River in Chaudière-Appalaches, Quebec (Canada)

The rivière aux Frênes is a tributary of the east bank of the Henri River whose current flows successively into the rivière du Chêne and on the south shore of the St. Lawrence River.

The rivière aux Frênes flows in the municipalities of Saint-Janvier-de-Joly and Val-Alain, in the Lotbinière Regional County Municipality, in the administrative region of Chaudière-Appalaches, in Quebec, in Canada.

== Geography ==

The main neighboring watersheds of the Rivière aux Frênes are:
- North side: Rivière aux Cèdres, Huron River, rivière aux Ormes, St. Lawrence River;
- east side: rivière aux Cèdres, Jean-Houde River, Henri River, Noire River, Beaurivage River, rivière aux Pins;
- south side: Henri River, rivière du Chêne;
- west side: Henri River, rivière du Chêne.

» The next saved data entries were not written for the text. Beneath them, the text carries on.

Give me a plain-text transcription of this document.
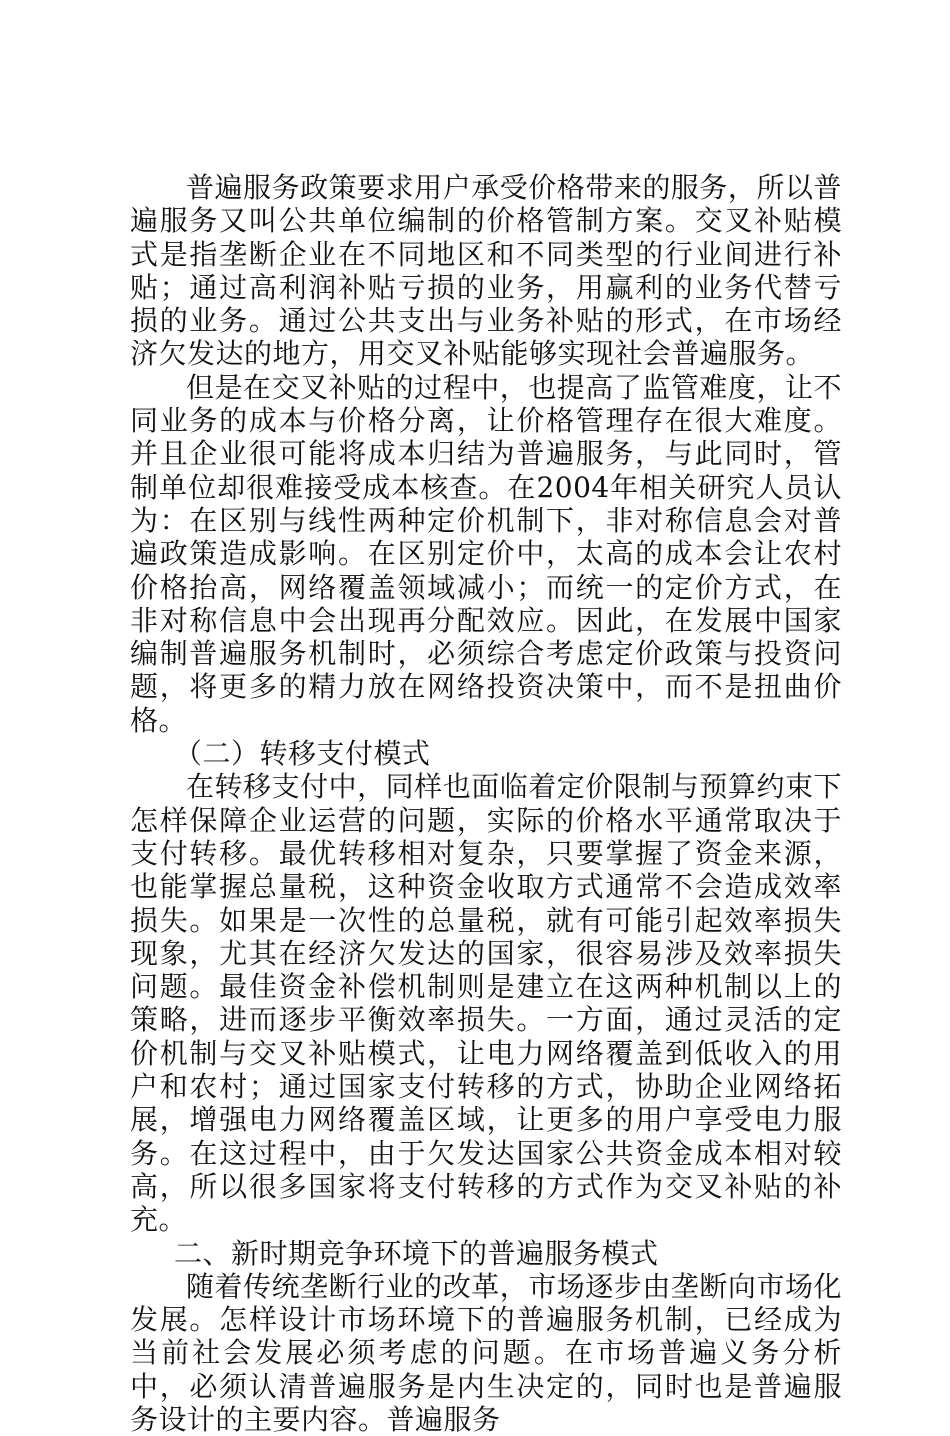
普遍服务政策要求用户承受价格带来的服务，所以普遍服务又叫公共单位编制的价格管制方案。交叉补贴模式是指垄断企业在不同地区和不同类型的行业间进行补贴；通过高利润补贴亏损的业务，用赢利的业务代替亏损的业务。通过公共支出与业务补贴的形式，在市场经济欠发达的地方，用交叉补贴能够实现社会普遍服务。

但是在交叉补贴的过程中，也提高了监管难度，让不同业务的成本与价格分离，让价格管理存在很大难度。并且企业很可能将成本归结为普遍服务，与此同时，管制单位却很难接受成本核查。在2004年相关研究人员认为：在区别与线性两种定价机制下，非对称信息会对普遍政策造成影响。在区别定价中，太高的成本会让农村价格抬高，网络覆盖领域减小；而统一的定价方式，在非对称信息中会出现再分配效应。因此，在发展中国家编制普遍服务机制时，必须综合考虑定价政策与投资问题，将更多的精力放在网络投资决策中，而不是扭曲价格。

（二）转移支付模式

在转移支付中，同样也面临着定价限制与预算约束下怎样保障企业运营的问题，实际的价格水平通常取决于支付转移。最优转移相对复杂，只要掌握了资金来源，也能掌握总量税，这种资金收取方式通常不会造成效率损失。如果是一次性的总量税，就有可能引起效率损失现象，尤其在经济欠发达的国家，很容易涉及效率损失问题。最佳资金补偿机制则是建立在这两种机制以上的策略，进而逐步平衡效率损失。一方面，通过灵活的定价机制与交叉补贴模式，让电力网络覆盖到低收入的用户和农村；通过国家支付转移的方式，协助企业网络拓展，增强电力网络覆盖区域，让更多的用户享受电力服务。在这过程中，由于欠发达国家公共资金成本相对较高，所以很多国家将支付转移的方式作为交叉补贴的补充。

二、新时期竞争环境下的普遍服务模式

随着传统垄断行业的改革，市场逐步由垄断向市场化发展。怎样设计市场环境下的普遍服务机制，已经成为当前社会发展必须考虑的问题。在市场普遍义务分析中，必须认清普遍服务是内生决定的，同时也是普遍服务设计的主要内容。普遍服务
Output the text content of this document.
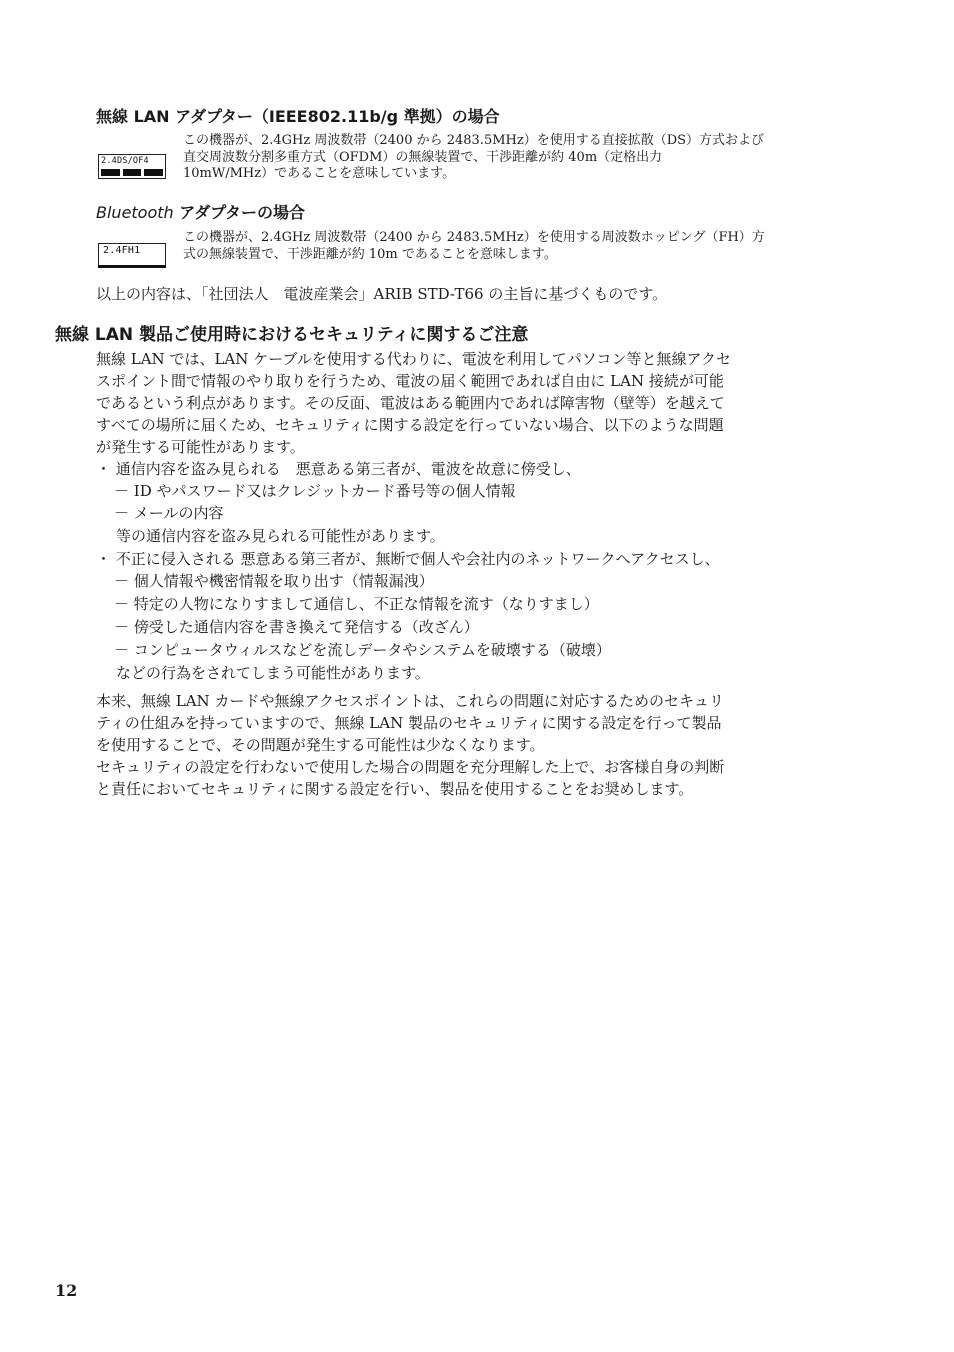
無線 LAN アダプター（IEEE802.11b/g 準拠）の場合
2.4DS/OF4
この機器が、2.4GHz 周波数帯（2400 から 2483.5MHz）を使用する直接拡散（DS）方式および
直交周波数分割多重方式（OFDM）の無線装置で、干渉距離が約 40m（定格出力
10mW/MHz）であることを意味しています。
Bluetooth アダプターの場合
2.4FH1
この機器が、2.4GHz 周波数帯（2400 から 2483.5MHz）を使用する周波数ホッピング（FH）方
式の無線装置で、干渉距離が約 10m であることを意味します。
以上の内容は、「社団法人　電波産業会」ARIB STD-T66 の主旨に基づくものです。
無線 LAN 製品ご使用時におけるセキュリティに関するご注意
無線 LAN では、LAN ケーブルを使用する代わりに、電波を利用してパソコン等と無線アクセ
スポイント間で情報のやり取りを行うため、電波の届く範囲であれば自由に LAN 接続が可能
であるという利点があります。その反面、電波はある範囲内であれば障害物（壁等）を越えて
すべての場所に届くため、セキュリティに関する設定を行っていない場合、以下のような問題
が発生する可能性があります。
・ 通信内容を盗み見られる　悪意ある第三者が、電波を故意に傍受し、
－ ID やパスワード又はクレジットカード番号等の個人情報
－ メールの内容
等の通信内容を盗み見られる可能性があります。
・ 不正に侵入される 悪意ある第三者が、無断で個人や会社内のネットワークへアクセスし、
－ 個人情報や機密情報を取り出す（情報漏洩）
－ 特定の人物になりすまして通信し、不正な情報を流す（なりすまし）
－ 傍受した通信内容を書き換えて発信する（改ざん）
－ コンピュータウィルスなどを流しデータやシステムを破壊する（破壊）
などの行為をされてしまう可能性があります。
本来、無線 LAN カードや無線アクセスポイントは、これらの問題に対応するためのセキュリ
ティの仕組みを持っていますので、無線 LAN 製品のセキュリティに関する設定を行って製品
を使用することで、その問題が発生する可能性は少なくなります。
セキュリティの設定を行わないで使用した場合の問題を充分理解した上で、お客様自身の判断
と責任においてセキュリティに関する設定を行い、製品を使用することをお奨めします。
12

The Rivière aux Frênes takes its source from the village road 1.1 km south-east of the village of Joly. From its source, the "rivière aux Frènes" flows on 9.0 km between the Henri River (south side) and rivière aux Cèdres (north side). The "rivière aux Frènes" flows westward, with a drop of 32 m, crossing the railway, the 3rd and fourth rang West road, as well as the highway 20 (on the east side of exit 266).

The Rivière aux Frênes flows onto the east bank of the Henri River in the municipality of Val-Alain. This confluence is located upstream from the confluence of the rivière aux Cèdres and upstream from the confluence of the Henri River. This confluence is 2.0 km northwest of exit 266 of highway 20.

== Toponymy ==
The French term "Frêne" ("Ash" in English) turns out to be a species of leafy tree, comprising nine varieties.

The toponym “rivière aux Frênes” was made official on August 8, 1977, at the Commission de toponymie du Québec.